Acontece que para a demandante, o computador padece de defeito, dado não abrir o leitor de cd/dvd, pelo que carece de razão, pois o modelo adquirido não tem tal funcionalidade, correspondendo o bem ao preço, nem havendo qualquer confusão com outro computador, dado que na altura dos acontecimentos, existiam 2 computadores INSYS da mesma gama, não contendo nenhum deles a drive de leitura.
Nos termos do exposto, carece de razão a demandante, dada a inexistência de falta de conformidade do bem adquirido, pelo que não tem a demandante direito à peticionada reparação ou substituição do computador, improcedendo nessa medida o peticionado.

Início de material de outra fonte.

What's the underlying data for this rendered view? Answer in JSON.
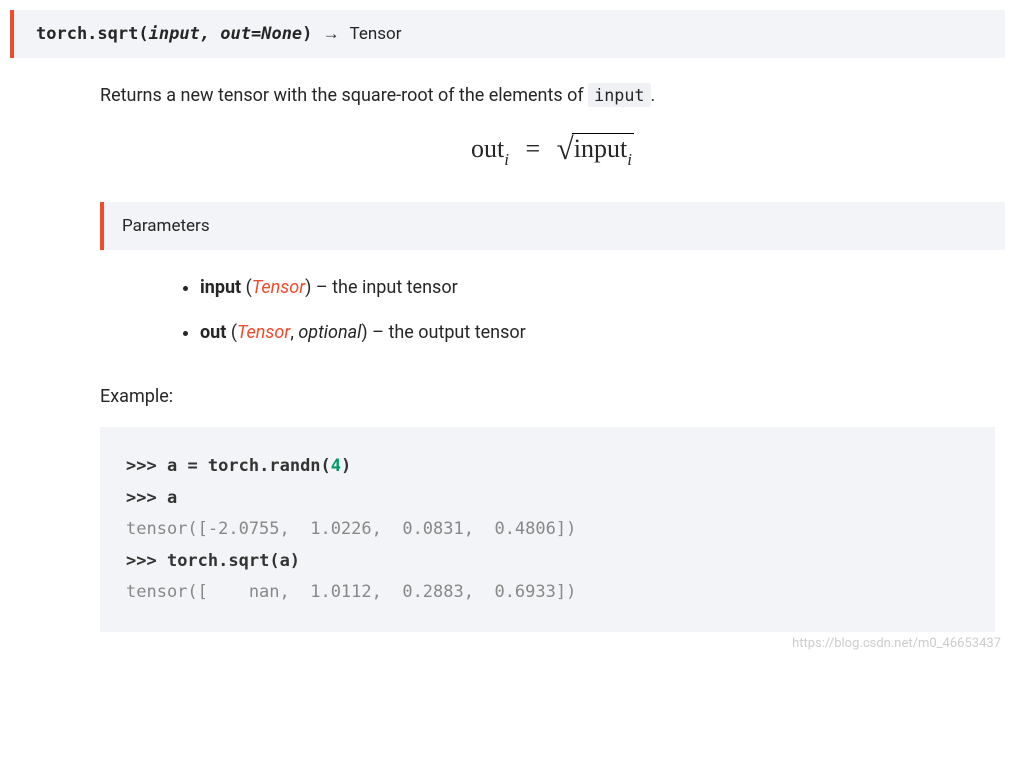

Quanto ao peticionado a título de prejuízos não patrimoniais, que sejam merecedores de tutela jurídica, os quais se encontram previstos no artigo 496º, nº 1, do Código Civil, considera-se que, não havendo lugar a procedência da pretensão da demandante, terá de improceder consequentemente o peticionado relativamente a danos não patrimoniais alegados pela demandante.
Decisão
Em face do exposto, julgo a presente ação improcedente, por não provada, e, consequentemente, absolvo a demandada ……………………., S.A. do pedido.
Custas
Nos termos da Portaria nº 1456/2001, de 28 de dezembro, condeno a demandante ……………………….. no pagamento das custas totais do processo no valor de €70,00 (setenta euros), pelo que tendo pago a taxa de justiça inicial de €35,00, deve ainda proceder ao pagamento do restante valor de €35,00 (trinta e cinco euros), no Julgado de Paz, no prazo de três dias úteis, a contar da notificação desta sentença, sob pena do pagamento de uma sobretaxa diária de €10,00 (dez euros) por cada dia atraso.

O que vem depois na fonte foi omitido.